Si bien es cierto que en ambos casos las unidades especiales de lucha antiterrorista lograron neutralizar a los rebeldes, el sangriento desenlace llevó el agua al molino de los rebeldes. Los terroristas fallecidos en los operativos de rescate se convirtieron en “mártires del Islam” es decir, exactamente lo que perseguía el movimiento radical del Cáucaso.

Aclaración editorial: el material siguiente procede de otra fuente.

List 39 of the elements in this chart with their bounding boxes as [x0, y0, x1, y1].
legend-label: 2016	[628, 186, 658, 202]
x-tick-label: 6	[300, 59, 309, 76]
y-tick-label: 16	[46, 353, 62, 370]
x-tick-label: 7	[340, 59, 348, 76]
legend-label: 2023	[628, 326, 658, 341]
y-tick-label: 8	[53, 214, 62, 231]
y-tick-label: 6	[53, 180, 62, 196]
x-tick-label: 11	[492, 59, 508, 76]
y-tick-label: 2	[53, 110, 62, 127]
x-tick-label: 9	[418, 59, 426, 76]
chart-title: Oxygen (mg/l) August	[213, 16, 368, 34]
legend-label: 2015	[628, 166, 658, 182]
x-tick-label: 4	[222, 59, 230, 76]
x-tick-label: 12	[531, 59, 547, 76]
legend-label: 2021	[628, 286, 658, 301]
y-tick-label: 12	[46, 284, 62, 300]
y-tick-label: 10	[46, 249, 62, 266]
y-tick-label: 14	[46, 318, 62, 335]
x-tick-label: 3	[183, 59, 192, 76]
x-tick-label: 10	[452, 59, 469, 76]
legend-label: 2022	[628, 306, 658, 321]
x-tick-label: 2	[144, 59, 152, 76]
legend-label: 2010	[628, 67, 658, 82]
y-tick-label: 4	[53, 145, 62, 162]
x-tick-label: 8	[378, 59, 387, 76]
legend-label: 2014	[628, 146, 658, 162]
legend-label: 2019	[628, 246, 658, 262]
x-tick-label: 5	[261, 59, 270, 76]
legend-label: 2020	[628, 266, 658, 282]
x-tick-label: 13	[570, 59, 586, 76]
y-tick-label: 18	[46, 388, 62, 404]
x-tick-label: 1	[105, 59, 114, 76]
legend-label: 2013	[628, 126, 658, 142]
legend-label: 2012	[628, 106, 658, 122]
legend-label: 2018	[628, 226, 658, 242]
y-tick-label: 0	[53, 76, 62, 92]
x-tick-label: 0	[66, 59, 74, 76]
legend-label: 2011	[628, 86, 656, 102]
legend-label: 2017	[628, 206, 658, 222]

Los dirigentes rusos no llegaron a comprender el mensaje de los islamistas y, al parecer, aún están lejos de apreciar en su justo valor las motivaciones de quienes desean reproducir el experimento afgano en otros lugares de la geografía caucásica. En resumidas cuentas, el peligro subsiste y se está convirtiendo en una amenaza de gran envergadura. Y no sólo para los gobernantes del Kremlin, empeñados en emplear la fuerza como único recurso en la lucha contra los radicales del Cáucaso, sino también para los demás países de la zona, donde el islamismo parece haber adquirido carta de naturaleza.